Composer German, born in Zwickau (Saxony) on 8 June 1810, and died on July 29, 1856 in Endenich, near Bonn, which is considered one of the more destadas of romantic music.

He began his piano training at age 7, and 12 already composed his first works. At the death of his father in 1826, is subjected to the desire of his mother, who did not want to follow the musical career. He began, as well, in 1828 right in Leipizg studies while she gave piano lessons with F. Wieck, and a year later went on to study law at Heidelberg. In 1830 he attended a concert of Paganini at Frankfurt and thereafter left the law to become a piano virtuoso. But the following year, tendinitis forced him to abandon his plans of virtuoso. In 1831 he studied composition with conductor Dorn and independently delved into the works of Bach.

In 1834 he founded the Neue Zeitschrift für Musik (NZfM), who published over ten years. In their articles, presented in the form of conversations, it maintained the same ambitions than in his compositions; his political ideas were in accordance with his artistic ideal: liberal without being radical age. He was critical of the German chauvinism and in his youth was an internationalist, although in his later years he was nationalist.

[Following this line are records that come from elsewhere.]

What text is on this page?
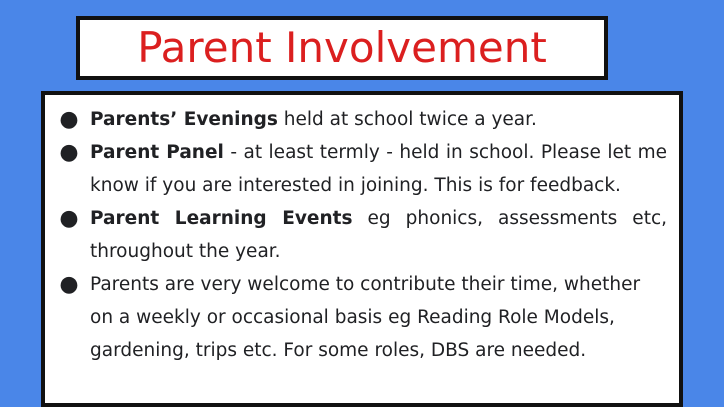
Parent Involvement
● Parents’ Evenings held at school twice a year.
● Parent Panel - at least termly - held in school. Please let me know if you are interested in joining. This is for feedback.
● Parent Learning Events eg phonics, assessments etc, throughout the year.
● Parents are very welcome to contribute their time, whether on a weekly or occasional basis eg Reading Role Models, gardening, trips etc. For some roles, DBS are needed.
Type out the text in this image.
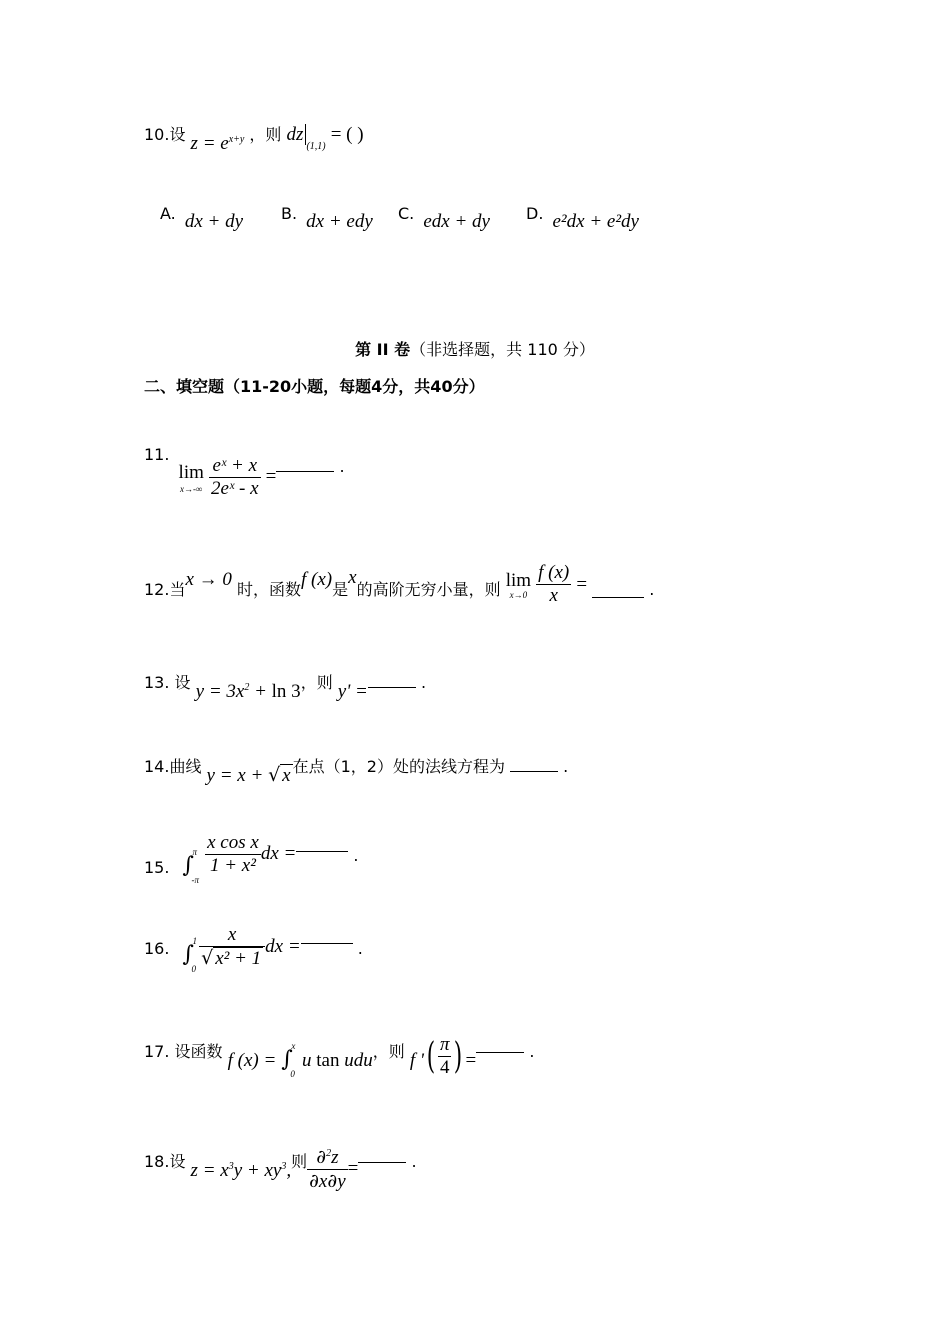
10.设 $z = e^{x+y}$ ，则 $dz_{(1,1)}$ = ( )
A. dx + dy B. dx + edy C. edx + dy D. e²dx + e²dy
第 II 卷（非选择题，共 110 分）
二、填空题（11-20小题，每题4分，共40分）
11.
lim
x→-∞
$\frac{\text{eˣ + x}}{\text{2eˣ - x}}$ =	.
12.当x → 0 时，函数f (x)是x的高阶无穷小量，则 lim
x→0
$\frac{f (x)}{x}$ =	.
13. 设 $y = 3x^2 + \ln 3$，则 y' =	.
14.曲线 y = x + √ x 在点（1，2）处的法线方程为	.
15. ∫
π
-π

$\frac{\text{x cos x}}{\text{1 + x²}}$ dx =	.
16. ∫
1
0
$\frac{x}{\text{√ x² + 1}}$ dx =	.
17. 设函数 f (x) = ∫
x
0
u tan udu，则 f '( $\frac{\pi}{4}$ ) =	.
18.设 $z = x^3y + xy^3$,则 $\frac{\partial^2z}{\partial x\partial y}$ =	.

In 1840 he married Clara Wieck, daughter of his teacher, who was opposed to the wedding so that the conflict took them to court. Clara, pianist of great international prestige, had eight children. Schumann abandoned because of exhaustion in may 1844, returning from a concert tour by Russia where he had accompanied his wife, his work in the NZfM. the family settled in Dresden, where he dedicated himself mainly to the composition. He also directed a concert of men (1847) and a mixed choir (1849). In 1850 he accepted the post of director of music of Düsseldorf, where I had to make a series of concerts and directing a choir and an orchestra. Affected by hereditary mental illness, in 1854 was the victim of the most serious crisis of the hitherto incurred and, after a failed suicide on the Rhine, he was interned in a House of health in Endenich, near Bonn. In his moments of lucidity he continued composing and received his friends, among whom was Brahms; but never again see to clear or to their children.

The work

Aside from the compositions of youth that have not yet been published, the work of Schumann began with the piano pieces composed between 1830 and 1833. Until 1839 extends its pianistic period, in which poetry has an essential role in his work. Bach and the poet Jean Paul exert greater influence upon him. This time it's Symphonic studies appeared op. 13 (1834), works in which his style is manifested in all its fullness, and of those years, are also parts that had his triumph: the works for piano op. 6, 9, 11-28, lieder (almost 140 in 1840), I Symphony in b flat major and the Fourth Symphony in d minor (1841), the first movement of the Concerto for piano op 54 (1841), three string quartets (dedicated to Mendelssohn and composed in 1842) Quintet with piano op. 44 (1842), the Quartet with piano op. 47 (1842), etc.

Apart from the projects of opera, which occupied him almost constantly since 1842, it focused on the composition of a profane oratorio, paradise and the Peri (1843), and a year later, he composed scenes of Faust. In 1848, he finished his only opera, Genoveva. In the following years he composed the Rhenish Symphony (1850), overtures and the pilgrimage of the rose (1851). In 1853 in his catalog introduces two religious works, Latin mass and Latin Requiem (1852-1853), as well as Concerto for violin (1853), dedicated to Joachim and published in 1937.